I am trying to learn web scraping through chrome extensions. I scrape some hard to scrape things and I have built some custom scraping extensions. This is the first one where I am trying to loop, and automatically open and hopefully close tabs in a loop.
The problem I have seems to have to do with active = false windows. When I use active = true windows I get presumably all the AJAX loading of the page however I don’t get the full data when I do it with false windows. It is like the AJAX loading doesn’t occur.
I believe my code fires when the page is fully loaded.

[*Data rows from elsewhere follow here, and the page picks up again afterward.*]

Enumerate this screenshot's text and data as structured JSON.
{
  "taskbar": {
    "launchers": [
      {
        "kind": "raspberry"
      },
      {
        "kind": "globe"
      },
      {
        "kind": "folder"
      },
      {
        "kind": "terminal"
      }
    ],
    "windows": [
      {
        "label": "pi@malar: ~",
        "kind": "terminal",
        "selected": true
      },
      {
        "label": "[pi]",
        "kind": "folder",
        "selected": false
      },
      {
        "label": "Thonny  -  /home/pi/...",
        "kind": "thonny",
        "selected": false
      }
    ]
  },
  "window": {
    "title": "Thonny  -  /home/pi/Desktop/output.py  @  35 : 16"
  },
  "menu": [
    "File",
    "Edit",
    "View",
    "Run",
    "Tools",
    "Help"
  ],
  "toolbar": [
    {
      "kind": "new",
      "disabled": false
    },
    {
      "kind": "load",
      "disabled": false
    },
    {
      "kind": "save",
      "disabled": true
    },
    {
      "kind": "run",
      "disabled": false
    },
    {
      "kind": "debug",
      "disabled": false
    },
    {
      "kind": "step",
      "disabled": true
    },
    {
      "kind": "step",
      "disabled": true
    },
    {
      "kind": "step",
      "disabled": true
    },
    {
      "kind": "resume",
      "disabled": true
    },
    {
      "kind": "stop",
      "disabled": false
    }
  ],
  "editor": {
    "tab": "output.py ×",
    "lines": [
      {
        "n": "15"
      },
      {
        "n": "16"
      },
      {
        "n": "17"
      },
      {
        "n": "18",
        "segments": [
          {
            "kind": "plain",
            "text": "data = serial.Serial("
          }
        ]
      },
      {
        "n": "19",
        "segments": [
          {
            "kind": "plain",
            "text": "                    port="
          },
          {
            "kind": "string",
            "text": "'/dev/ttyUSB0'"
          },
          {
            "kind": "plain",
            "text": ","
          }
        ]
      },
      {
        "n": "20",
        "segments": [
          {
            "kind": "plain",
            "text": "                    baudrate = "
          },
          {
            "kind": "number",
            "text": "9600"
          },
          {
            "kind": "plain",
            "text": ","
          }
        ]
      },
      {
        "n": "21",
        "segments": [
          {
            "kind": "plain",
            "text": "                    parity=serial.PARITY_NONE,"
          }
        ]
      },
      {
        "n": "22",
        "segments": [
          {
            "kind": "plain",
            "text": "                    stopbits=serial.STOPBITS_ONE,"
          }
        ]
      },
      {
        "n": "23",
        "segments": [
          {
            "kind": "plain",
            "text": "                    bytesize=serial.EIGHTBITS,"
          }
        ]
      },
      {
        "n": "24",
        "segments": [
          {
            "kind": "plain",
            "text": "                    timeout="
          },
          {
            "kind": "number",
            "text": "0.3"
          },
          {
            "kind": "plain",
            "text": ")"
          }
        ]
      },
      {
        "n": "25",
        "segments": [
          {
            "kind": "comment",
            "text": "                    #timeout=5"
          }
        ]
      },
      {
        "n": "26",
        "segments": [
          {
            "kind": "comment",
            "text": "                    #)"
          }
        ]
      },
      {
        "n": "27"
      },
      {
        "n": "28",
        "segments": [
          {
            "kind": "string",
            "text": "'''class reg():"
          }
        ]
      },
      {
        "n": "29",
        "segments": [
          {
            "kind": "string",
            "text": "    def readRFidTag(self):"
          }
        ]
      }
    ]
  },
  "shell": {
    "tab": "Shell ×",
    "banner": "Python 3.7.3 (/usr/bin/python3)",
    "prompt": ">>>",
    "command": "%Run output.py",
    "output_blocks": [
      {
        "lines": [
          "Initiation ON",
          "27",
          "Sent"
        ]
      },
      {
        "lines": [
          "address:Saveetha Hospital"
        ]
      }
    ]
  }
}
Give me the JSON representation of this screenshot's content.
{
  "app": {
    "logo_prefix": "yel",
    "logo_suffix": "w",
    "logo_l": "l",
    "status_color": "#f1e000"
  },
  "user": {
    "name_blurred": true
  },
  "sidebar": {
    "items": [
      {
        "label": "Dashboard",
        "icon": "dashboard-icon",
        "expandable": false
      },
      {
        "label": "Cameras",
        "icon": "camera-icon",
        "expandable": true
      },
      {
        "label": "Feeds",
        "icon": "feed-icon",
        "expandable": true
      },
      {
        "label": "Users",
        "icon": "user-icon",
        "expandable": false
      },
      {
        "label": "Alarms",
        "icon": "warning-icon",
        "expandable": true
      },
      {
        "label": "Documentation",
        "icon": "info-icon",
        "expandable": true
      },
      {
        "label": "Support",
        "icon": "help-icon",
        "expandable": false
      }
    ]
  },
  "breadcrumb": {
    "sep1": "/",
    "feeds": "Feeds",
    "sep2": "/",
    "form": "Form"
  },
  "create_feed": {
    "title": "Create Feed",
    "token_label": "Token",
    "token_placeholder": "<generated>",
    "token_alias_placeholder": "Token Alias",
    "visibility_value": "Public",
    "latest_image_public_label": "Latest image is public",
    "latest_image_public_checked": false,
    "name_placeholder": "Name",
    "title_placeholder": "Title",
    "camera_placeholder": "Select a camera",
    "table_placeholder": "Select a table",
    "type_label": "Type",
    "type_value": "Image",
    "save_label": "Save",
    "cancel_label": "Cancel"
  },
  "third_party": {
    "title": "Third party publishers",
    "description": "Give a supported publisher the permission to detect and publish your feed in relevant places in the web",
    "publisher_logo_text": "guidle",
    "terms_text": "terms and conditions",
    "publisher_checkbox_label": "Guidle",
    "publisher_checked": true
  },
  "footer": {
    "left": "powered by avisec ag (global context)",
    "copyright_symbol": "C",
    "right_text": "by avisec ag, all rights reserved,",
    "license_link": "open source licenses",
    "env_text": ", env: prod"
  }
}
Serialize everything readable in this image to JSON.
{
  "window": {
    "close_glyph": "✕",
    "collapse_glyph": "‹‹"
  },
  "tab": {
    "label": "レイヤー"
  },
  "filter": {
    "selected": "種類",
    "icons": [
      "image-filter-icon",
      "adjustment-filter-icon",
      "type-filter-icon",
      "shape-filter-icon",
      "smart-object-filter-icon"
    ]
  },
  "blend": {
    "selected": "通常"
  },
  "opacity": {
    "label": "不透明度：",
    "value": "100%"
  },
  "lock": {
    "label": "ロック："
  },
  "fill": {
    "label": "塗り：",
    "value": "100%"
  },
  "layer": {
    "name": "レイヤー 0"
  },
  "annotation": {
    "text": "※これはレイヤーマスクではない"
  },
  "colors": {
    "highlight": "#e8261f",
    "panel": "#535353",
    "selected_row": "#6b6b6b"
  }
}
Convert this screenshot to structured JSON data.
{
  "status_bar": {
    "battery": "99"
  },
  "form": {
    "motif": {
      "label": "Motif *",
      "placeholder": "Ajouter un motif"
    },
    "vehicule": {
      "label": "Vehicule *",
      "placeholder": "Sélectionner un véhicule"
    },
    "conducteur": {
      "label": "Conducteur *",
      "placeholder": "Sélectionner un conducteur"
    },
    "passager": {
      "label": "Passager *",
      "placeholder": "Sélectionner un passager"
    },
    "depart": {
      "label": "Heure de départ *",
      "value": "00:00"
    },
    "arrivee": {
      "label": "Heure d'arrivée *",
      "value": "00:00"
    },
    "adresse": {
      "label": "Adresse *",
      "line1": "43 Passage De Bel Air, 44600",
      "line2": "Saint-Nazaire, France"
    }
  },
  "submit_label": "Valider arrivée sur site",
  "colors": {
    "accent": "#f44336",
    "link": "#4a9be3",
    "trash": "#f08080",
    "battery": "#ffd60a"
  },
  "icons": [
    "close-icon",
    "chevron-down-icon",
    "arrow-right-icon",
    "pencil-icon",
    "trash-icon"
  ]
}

I scrape these pages normally by simply loading the page active and sending a message from the content to a textarea using the same code as in payload.js. Then I finish parsing in PHP ;(
I used this answer in my solution. Open tab, wait for it to finish loading then close it
Does anyone know why I get different results using the same content script (payload.js) for active and inactive windows?
{
"manifest_version": 2,
"name": "Loop",
"description": "A simple Looping page-scraping extension.",
"version": "1.0",
"author": "willrich33",
"background": {
"scripts": ["popup.js"],
"persistent": true
},
"permissions": [
"tabs",
"http://*/",
"https://*/",
"storage"
],
"content_scripts": [{
"matches": ["<all_urls>"],
"all_frames": true,
"js": ["jquery-3.6.0.min.js"],
"run_at":"document_start"
}],
"browser_action": {
"default_icon": "logo.png",
"default_popup": "popup.html"
}
}
popup.js
//Simple button on the popup
document.addEventListener('DOMContentLoaded', function () {
var btn = document.getElementById('myOpen');
btn.addEventListener('click', function() {
var arr = document.getElementById('pagearea').value.split("n");
var urls = arr.map(element => {
return element.trim();
});
document.getElementById('pagearea').value = "";
create_tab(urls);
});
});
//Javascript Promise timer
const timer = ms => new Promise(res => setTimeout(res, ms));
// We need to wrap the loop into an async function for this to work
async function create_tab (urls) {
//loop through urls
for (let i = 0; i < urls.length; i++) {
chrome.tabs.create({url: urls[i], selected: false }, myTab => {
function listener(tabId, changeInfo, tab) {
// make sure the status is 'complete' and it's the right tab
if (tabId === myTab.id && changeInfo.status == 'complete') {
chrome.extension.getBackgroundPage().chrome.tabs.executeScript(
tabId,
{ file: 'payload.js' },
);
chrome.tabs.onUpdated.removeListener(listener);
}
}
chrome.tabs.onUpdated.addListener(listener);
});
await timer(10000); // then the created Promise can be awaited
}
}
// Listen to messages from the payload.js script and write to popout.html
chrome.runtime.onMessage.addListener(function (message) {
document.getElementById('pagearea').value = message;
});
payload.js
chrome.runtime.sendMessage(document.body.outerHTML);
popup.html
<!doctype html>
<html>
<head>
<title>Loop</title>
<script src="popup.js"></script>
</head>
<body>
<h3>Loop</h1>
<p id='pagetitle'></p>
<textarea id='pagearea' cols="40" rows="6"></textarea><br>
<button id="myOpen">Open Page</button>
</body>
</html>